Schmutz v. Commonwealth

Opinion by

Judge Rogers,

The unemployment compensation claimant in this case appeals an order of the Unemployment Compensation Board of Review, reversing a referee’s order, and finding that the claimant’s unemployment was due to her willful misconduct and that as a consequence she was not eligible for benefits. Section 402(e) of the Unemployment Compensation Law, Act of December 5, 1936, Second Ex. Sess., P.L. (1937) 2897, as amended, 43 P.S. §802(e). We affirm.

The claimant was employed by a savings and loan association as a teller for about one and one-half years. Iii October and November of 1980, and again in January of 1981, she had shortages in her daily accounts. She was warned orally and in writing to exercise more care in her work. On July 7, 1981, she had another shortage, this time in the amount of $810.00. *512An internal audit was conducted which, disclosed that the claimant had cashed checks without recording the transactions on her teller computer terminal and without placing holds against the accounts of the payees. The employer gave her a choice of resigning or being discharged and she accepted the former. It is agreed that this case must be decided under Section 402(e), willful misconduct.

The employer discharged the claimant for violating its rules (1) requiring tellers to put all check cashing transactions into the computer and (2) to.place holds on the accounts of persons cashing checks, except in the cases of checks on the United States Treasury or the employer bank.
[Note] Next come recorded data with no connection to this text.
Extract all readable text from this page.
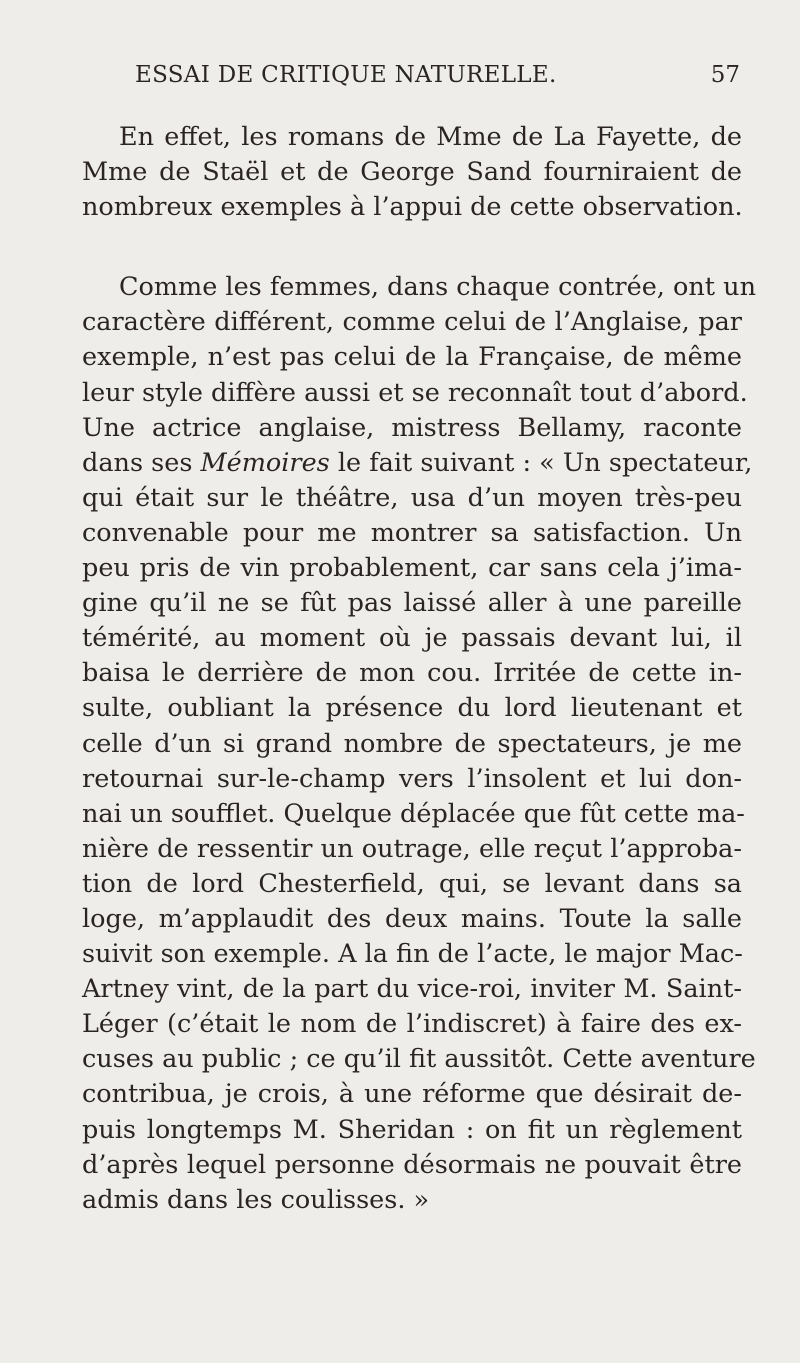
ESSAI DE CRITIQUE NATURELLE.	57
En effet, les romans de Mme de La Fayette, de
Mme de Staël et de George Sand fourniraient de
nombreux exemples à l’appui de cette observation.
Comme les femmes, dans chaque contrée, ont un
caractère différent, comme celui de l’Anglaise, par
exemple, n’est pas celui de la Française, de même
leur style diffère aussi et se reconnaît tout d’abord.
Une actrice anglaise, mistress Bellamy, raconte
dans ses Mémoires le fait suivant : « Un spectateur,
qui était sur le théâtre, usa d’un moyen très-peu
convenable pour me montrer sa satisfaction. Un
peu pris de vin probablement, car sans cela j’ima-
gine qu’il ne se fût pas laissé aller à une pareille
témérité, au moment où je passais devant lui, il
baisa le derrière de mon cou. Irritée de cette in-
sulte, oubliant la présence du lord lieutenant et
celle d’un si grand nombre de spectateurs, je me
retournai sur-le-champ vers l’insolent et lui don-
nai un soufflet. Quelque déplacée que fût cette ma-
nière de ressentir un outrage, elle reçut l’approba-
tion de lord Chesterfield, qui, se levant dans sa
loge, m’applaudit des deux mains. Toute la salle
suivit son exemple. A la fin de l’acte, le major Mac-
Artney vint, de la part du vice-roi, inviter M. Saint-
Léger (c’était le nom de l’indiscret) à faire des ex-
cuses au public ; ce qu’il fit aussitôt. Cette aventure
contribua, je crois, à une réforme que désirait de-
puis longtemps M. Sheridan : on fit un règlement
d’après lequel personne désormais ne pouvait être
admis dans les coulisses. »
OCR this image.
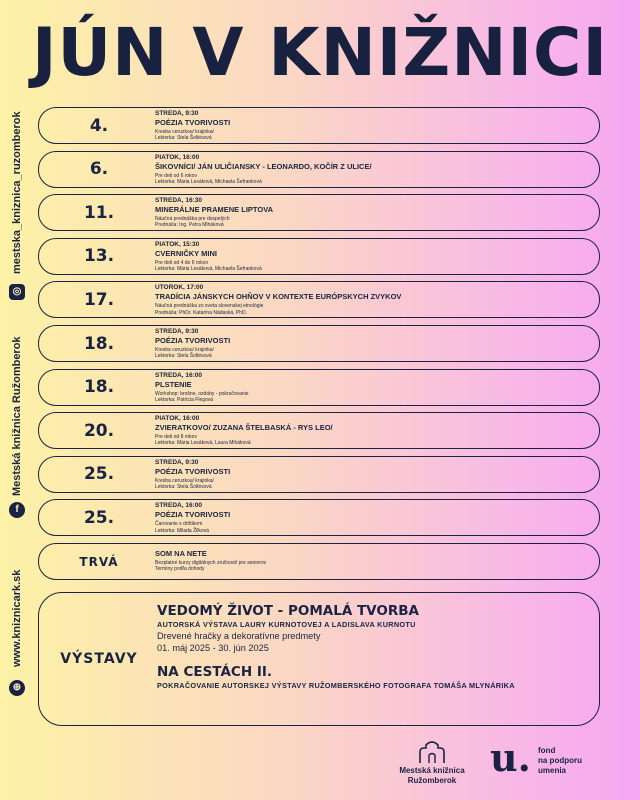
JÚN V KNIŽNICI
mestska_kniznica_ruzomberok
◎
Mestská knižnica Ružomberok
f
www.kniznicark.sk
⊕
4.
STREDA, 9:30
POÉZIA TVORIVOSTI
Kresba ceruzkou/ krajinka/
Lektorka: Stela Šoltésová
6.
PIATOK, 16:00
ŠIKOVNÍCI/ JÁN ULIČIANSKY - LEONARDO, KOČÍR Z ULICE/
Pre deti od 6 rokov
Lektorka: Mária Lesáková, Michaela Šefranková
11.
STREDA, 16:30
MINERÁLNE PRAMENE LIPTOVA
Náučná prednáška pre dospelých
Prednáša: Ing. Petra Miháková
13.
PIATOK, 15:30
CVERNIČKY MINI
Pre deti od 4 do 6 rokov
Lektorka: Mária Lesáková, Michaela Šefranková
17.
UTOROK, 17:00
TRADÍCIA JÁNSKYCH OHŇOV V KONTEXTE EURÓPSKYCH ZVYKOV
Náučná prednáška zo sveta slovenskej etnológie
Prednáša: PhDr. Katarína Nádaská, PhD.
18.
STREDA, 9:30
POÉZIA TVORIVOSTI
Kresba ceruzkou/ krajinka/
Lektorka: Stela Šoltésová
18.
STREDA, 16:00
PLSTENIE
Workshop: brošne, ozdoby - pokračovanie
Lektorka: Patrícia Flegová
20.
PIATOK, 16:00
ZVIERATKOVO/ ZUZANA ŠTELBASKÁ - RYS LEO/
Pre deti od 8 rokov
Lektorka: Mária Lesáková, Laura Miháková
25.
STREDA, 9:30
POÉZIA TVORIVOSTI
Kresba ceruzkou/ krajinka/
Lektorka: Stela Šoltésová
25.
STREDA, 16:00
POÉZIA TVORIVOSTI
Čarovanie s drôtikom
Lektorka: Milada Žilková
TRVÁ
SOM NA NETE
Bezplatné kurzy digitálnych zručností pre seniorov
Termíny podľa dohody
VÝSTAVY
VEDOMÝ ŽIVOT - POMALÁ TVORBA
AUTORSKÁ VÝSTAVA LAURY KURNOTOVEJ A LADISLAVA KURNOTU
Drevené hračky a dekoratívne predmety
01. máj 2025 - 30. jún 2025
NA CESTÁCH II.
POKRAČOVANIE AUTORSKEJ VÝSTAVY RUŽOMBERSKÉHO FOTOGRAFA TOMÁŠA MLYNÁRIKA
Mestská knižnica
Ružomberok
u. fond
na podporu
umenia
The referee seems to have had difficulty understanding the employer’s rules and iwhat they required the tellers to do. His decision contains no mention of the requirement that all transactions should be entered into the computer. His conclusion that the claimant was not guilty of willful misconduct seems to be the result of his acceptance of the claimant’s .testimony to the effect that she did not place a hold on the account of every check presented because it was “normal” in busy times not to place the hold on accounts of persons known to the teller. The referee seems to have lost sight entirely of the issue of the claimant’s failure to place all transactions on the computer. The Board of Review found that the claimant failed to enter all check cashing transactions into the computer. It concluded that while the procedures for placing holds was “not uniformly enforced” in the branch where .the claimant worked, there was no doubt about the requirement of putting all transactions into the computer and that the claimant’s failure to do so constituted willful misconduct.

The claimant in the written argument first says, if we understand her, that the board committed error in *513making findings additional to those of the referee. This, of course, is a misapprehension of the hoard’s powers which include that of making its own findings. Unemployment Compensation Board of Review v. Wright, 21 Pa. Commonwealth Ct. 637, 347 A.2d 328 (1975).

The claimant additionally contends, we believe ineffectively, that her actions did not constitute willful misconduct. The employer, as was its burden, established both the existence of its rule as to entering all checks into the computer and the claimant’s violation of this rule. The claimant’s claim of good cause for deviation from the rule concerning holds on accounts, which the compensation authorities accepted, nevertheless, provided no cause for her failing to enter the checks into the computer. In Unemployment Compensation Board of Review v. Wiggens, 23 Pa. Commonwealth Ct. 253, 255, 351 A.2d 696, 698 (1976), we wrote, pertinently to this matter:

[W]hen an employer has established a system for recording the receipt or expenditure of money and an employee, with knowledge that the employer’s policy requires the use of the system and the employee not only does not comply with the policy but does not have any substitute for accounting for the funds, that conduct constitutes willful misconduct within the provisions of Section 402(e).

The claimant’s final question — that of whether an affidavit which the employer sent to the board during the pendency of the employer’s appeal tainted the proceedings, is also without merit. The affidavit was a refutation of the claimant’s testimony concerning holds. Since the board found for the claimant on this issue, the affidavit was harmless.

Order affirmed.

*514Order

And Now, this 27th day of May, 1983, the order of the Unemployment Compensation Board of Review in the above-captioned matter, denying benefits to the claimant, is hereby affirmed.